Selâm ve Duâ İle…
Bir yeni sayımız ile daha sizlerle birlikteyiz…
Bu hafta Nakşibendî Yolunun Şehidlerinden Şeyh Said’in şehadet yıldönümü, rahmet ve gıbta ile anıyoruz… 
İnsanımızın ve inancımızın kavgasını yürüttüğümüz bu topraklarda, son 100 yıldır rahat yüzü görmedi-görmüyor Müslümanlar; rahatı rahatsızlıkta (davasının çilesini sırtlanabilmekte) gören ve en büyük rahatı da bu bilen bir mizacın yolu üzerindeyiz bunu da ekleyelim… Memleketimiz toprağında şehid kanı değmemiş nokta az olmasına mukabil, yine maalesef aynı topraklar “izm” lerin çöplüğü gibi yağmalandı, harabeye çevrildi.
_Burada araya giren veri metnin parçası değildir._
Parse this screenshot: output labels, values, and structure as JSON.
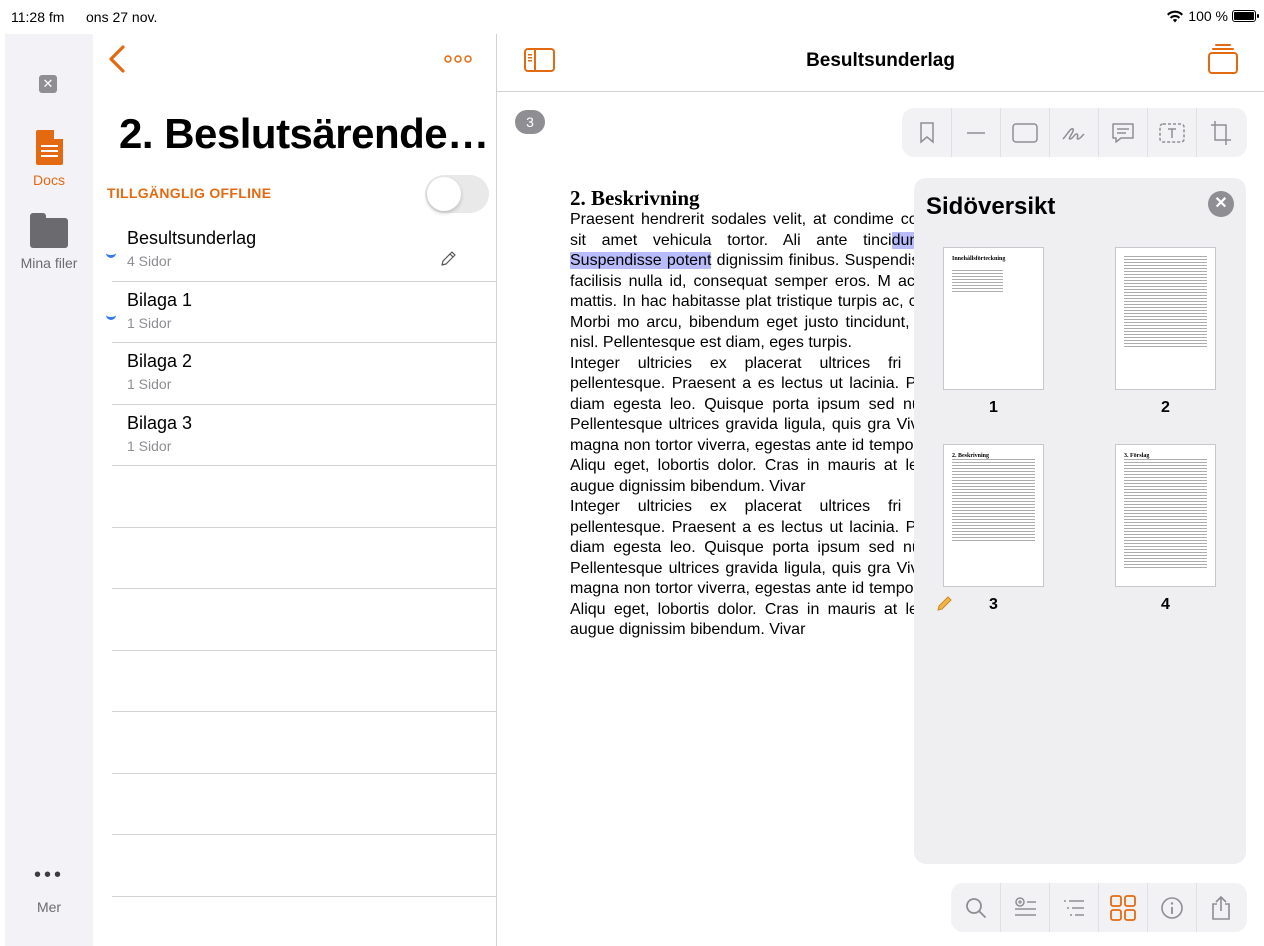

Tanzimat döneminde Batı Taklitçiliği olarak başlayarak Cumhuriyetle birlikte Laisizm’in altı okunun altısı birden Müslümanlar aleyhine işlemeye başladı. Faşizm’in emrindeki laisizm ve bu zehirli oklar, bu memlekette İslâma dâir ne varsa maddeten ve mânâda düşman belledi, kalbine, ciğerine kadar saldırdı. “Taş üstünde taş” misâli gibi baş üstünde baş komadı ve laisizmanın eliyle ve emri ile, “idrakleri iğdiş” etti, yuvaları soğuk taştan evlere çevirdi.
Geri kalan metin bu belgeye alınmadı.